My paternal grandfather, Davide Dario Marletta, was a conscientious objector in Mussolini's Italy, during WWII. He spent three years in an Italian prison. Upon his release, he was extremely weak and malnourished. While conscientious objector status was still a relatively new concept at the time, Axis nations like Italy--along with France, Belgium, and the Soviet Union--had no laws recognizing their rights.
Even after the war's end, my grandfather was regarded as a unpatriotic traitor by his neighbors. His pacifism made him a pariah in his own country. He and my grandmother eventually fled to Scotland, where my father was born, and, later, to the United States.
Much as he hated Mussolini and the Italian Army, my grandfather claimed he would not have fought alongside the Allies, either. He simply despised war--no matter how "noble" the cause.
I suppose, the proverbial apple did not fall far from the tree...
But there are no parades, celebrations or federal holidays for conscientious objectors like my grandfather. People did not stand reverently and heap prodigious amounts of praise on him whenever he entered a room. Those, like my grandfather, who display the courage to resist war have no place in our imperial, military-obsessed culture.
Indeed, I think it says something highly disturbing about our country when those advocating for an end to war and militarism--including many of those who have fought in wars and come to regret doing so--are derided as vile, blasphemous or "unpatriotic." Those who insist on celebrating--worshiping, even--war, meanwhile, are considered "non-political." These "Veterans for War," we are told, are the "realists." They understand that war is "inevitable," and always waged for "humanitarian" reasons.

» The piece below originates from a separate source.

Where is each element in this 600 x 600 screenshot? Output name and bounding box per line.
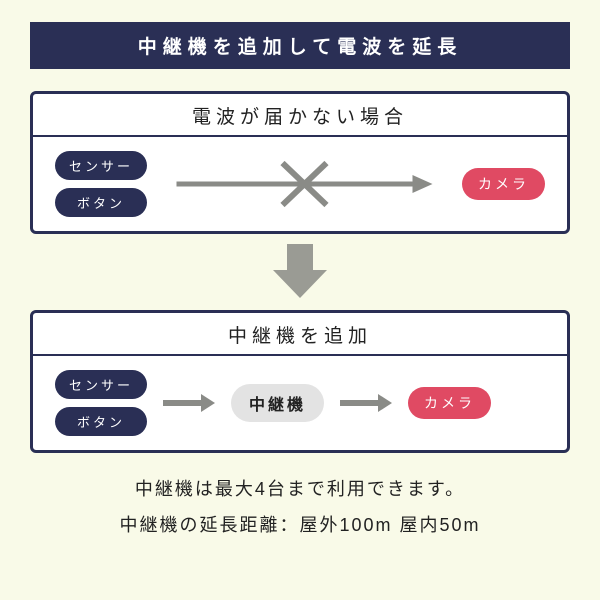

Yet those antiwar resisters who dare to raise their voices for peace see through these facile, childish rationales. They see war for the carnage that it truly is--"The horror! The horror!" as Joseph Conrad famously wrote in Heart of Darkness. And in denouncing the horror of war, they make the rest of us uncomfortable.
The words of Hemingway are, again, instructive.
A critical chapter in A Farewell to Arms, finds WWI medic, Lt. Frederic Henry rejecting the trite, cliched romanticism frequently used to describe war. Henry, in his first-person narration, explains the utter vapidity of words like "sacrifice," "glorious," and the expression, "in vain" when it comes to the battlefield. The only words that have any real significance for the jaded protagonist are the concrete, tangible names of soldiers, roads, villages, and calendar dates.
He says:
...I had seen nothing sacred, and the things that were glorious had no glory and the sacrifices were like the stockyards at Chicago if nothing was done with the meat except to bury it. There were many words that you could not stand to hear and finally only the names of places had dignity... Abstract words such as glory, honor, courage, or hallow were obscene beside the concrete names of villages, the numbers of roads, the names of rivers, the numbers of regiments and dates.